This morning, I sat on the couch for meditation. My mind unfocused. There was an intangible basket in my lap.
I looked around at the people in my life, to the entire world. I collected the challenges, and placed them solemnly into the basket.
Injuries and pain. Hospitalization. Relationship turmoil. Money conundrums. Feeling unheard. They all went in.
Children. Education in Covid times. Dis-ease. Unemployment. Overtime in employment. Civil unrest. Hopelessness. Separation from loved ones. Death. That was the second layer.
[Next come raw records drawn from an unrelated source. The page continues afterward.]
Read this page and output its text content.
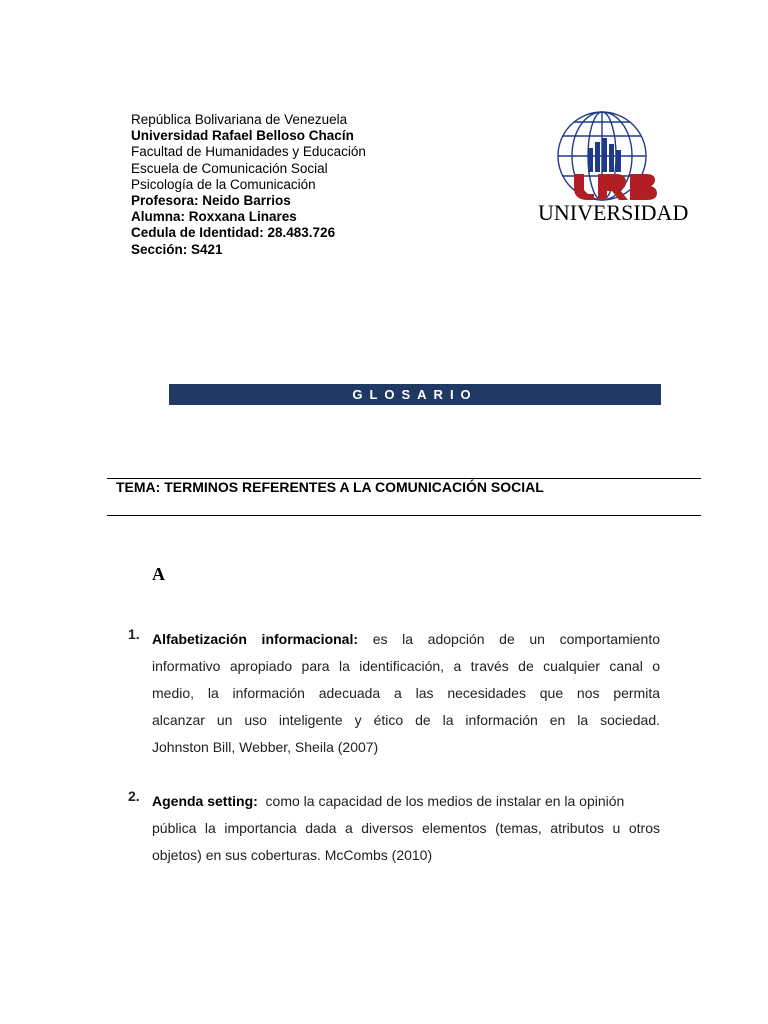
República Bolivariana de Venezuela
Universidad Rafael Belloso Chacín
Facultad de Humanidades y Educación
Escuela de Comunicación Social
Psicología de la Comunicación
Profesora: Neido Barrios
Alumna: Roxxana Linares
Cedula de Identidad: 28.483.726
Sección: S421
UNIVERSIDAD
GLOSARIO
TEMA: TERMINOS REFERENTES A LA COMUNICACIÓN SOCIAL
A
1. Alfabetización informacional: es la adopción de un comportamiento
informativo apropiado para la identificación, a través de cualquier canal o
medio, la información adecuada a las necesidades que nos permita
alcanzar un uso inteligente y ético de la información en la sociedad.
Johnston Bill, Webber, Sheila (2007)
2. Agenda setting:  como la capacidad de los medios de instalar en la opinión
pública la importancia dada a diversos elementos (temas, atributos u otros
objetos) en sus coberturas. McCombs (2010)
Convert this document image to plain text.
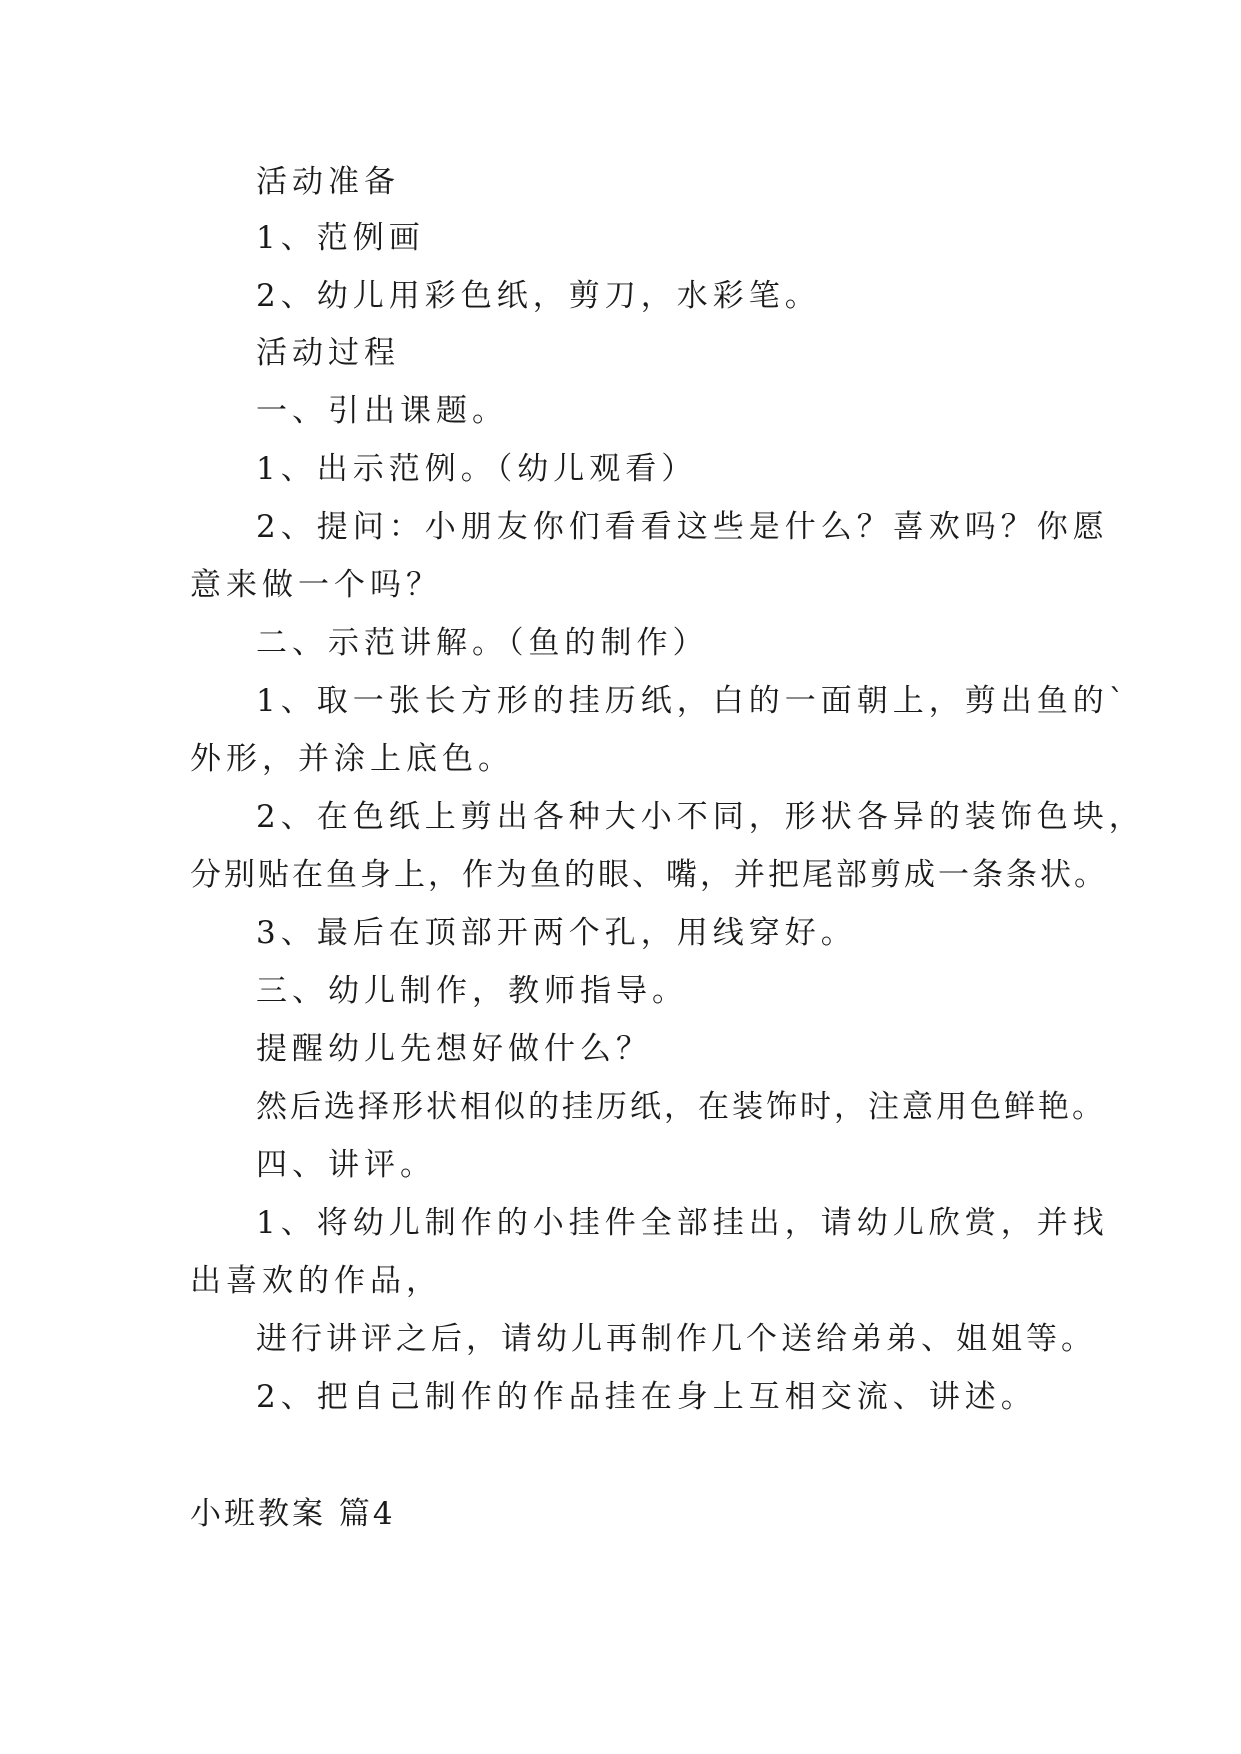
活动准备
1、范例画
2、幼儿用彩色纸，剪刀，水彩笔。
活动过程
一、引出课题。
1、出示范例。（幼儿观看）
2、提问：小朋友你们看看这些是什么？喜欢吗？你愿
意来做一个吗？
二、示范讲解。（鱼的制作）
1、取一张长方形的挂历纸，白的一面朝上，剪出鱼的`
外形，并涂上底色。
2、在色纸上剪出各种大小不同，形状各异的装饰色块，
分别贴在鱼身上，作为鱼的眼、嘴，并把尾部剪成一条条状。
3、最后在顶部开两个孔，用线穿好。
三、幼儿制作，教师指导。
提醒幼儿先想好做什么？
然后选择形状相似的挂历纸，在装饰时，注意用色鲜艳。
四、讲评。
1、将幼儿制作的小挂件全部挂出，请幼儿欣赏，并找
出喜欢的作品，
进行讲评之后，请幼儿再制作几个送给弟弟、姐姐等。
2、把自己制作的作品挂在身上互相交流、讲述。
小班教案 篇4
A nation divided. Tears and frustration. Legal arguments. Destruction of the planet. Caring for babies. Physical challenges and inability. Genocide and war… How big was this basket anyway?

Infinite.
The contents were also infinite. This was not my basket to hold, but mine to carry to the Eternal, to present to God for healing, compassion, comprehension, resolve. Peace.
No one is untouched. Each of us has a reason to cry. Our moments are daunting and enormous. If that goes unrecognized, the shift will be more difficult. We need to sit with our individual baskets, put in the elements of our grief. Face it, feel it.
And let it go.
Let the basket go.
Tie it to balloons and send it up.
Step through the reeds and let it float down.
Hand it to an ancestor, and watch her carry it to God.
Let it go.
We are too small, too incapable, too powerless. Face it. Feel it. Let it go.